Monday, September 19, 2016

From Feature Branch to Gitflow

When we migrated from SVN, one of the first acts was to lock down the master branch. This was mainly to get developers used to the Git way of doing things, so hopefully to reap the benefits that comes with proper usage of branches.

The ideal, however, has been to get to a Gitflow model. The idea is to have easy access to the Production code - should the need arise - and that fits well with the Git branching model. This could have been retrofitted to our migrated codebase, but we didn't do it as we thought the best thing to do was get the team used to Git first.

Here's the path we took to incorporate Gitflow:
  1. Create a release branch - This branch incorporated all potential fixes found in the preprod environment while preparing for production.
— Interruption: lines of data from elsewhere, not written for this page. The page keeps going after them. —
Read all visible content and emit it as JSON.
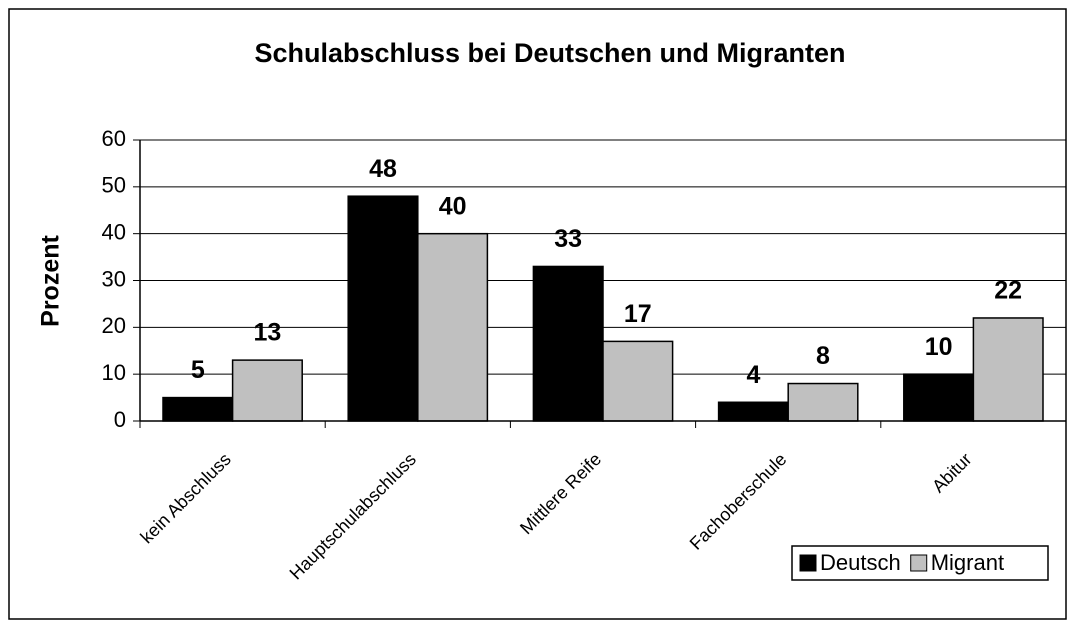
{
  "chart_data": {
    "type": "bar",
    "title": "Schulabschluss bei Deutschen und Migranten",
    "ylabel": "Prozent",
    "categories": [
      "kein Abschluss",
      "Hauptschulabschluss",
      "Mittlere Reife",
      "Fachoberschule",
      "Abitur"
    ],
    "series": [
      {
        "name": "Deutsch",
        "color": "#000000",
        "values": [
          5,
          48,
          33,
          4,
          10
        ]
      },
      {
        "name": "Migrant",
        "color": "#c0c0c0",
        "values": [
          13,
          40,
          17,
          8,
          22
        ]
      }
    ],
    "ylim": [
      0,
      60
    ],
    "yticks": [
      0,
      10,
      20,
      30,
      40,
      50,
      60
    ],
    "grid": true,
    "legend": "bottom-right"
  }
}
This branch could only be changed by pull request, so the developers would branch off it if needed. A job in Jenkins was set up to build the release branch.
  2. Do the release - The latest artefact built from the release branch was promoted to production.
  3. Create a production branch - A new branch called production was set up in Bitbucket. On the branching model tab, this branch was set as the production branch. The current release branch was merged into it.
  4. Finalise the release - At this point, we put an exception on the restrictions to the release branch: the release manager. The release manager removed the SNAPSHOT from the version number and committed, so Jenkins would build the final version*. The release version was then incremented to the new SNAPSHOT version.
  5. Merge back to master - All the release changes were merged back into the master branch. As the branch had served its purpose, it was deleted.

*I really don't know why we do this after production rather than immediately before the production deployment. It seems odd to deploy SNAPSHOT code into production.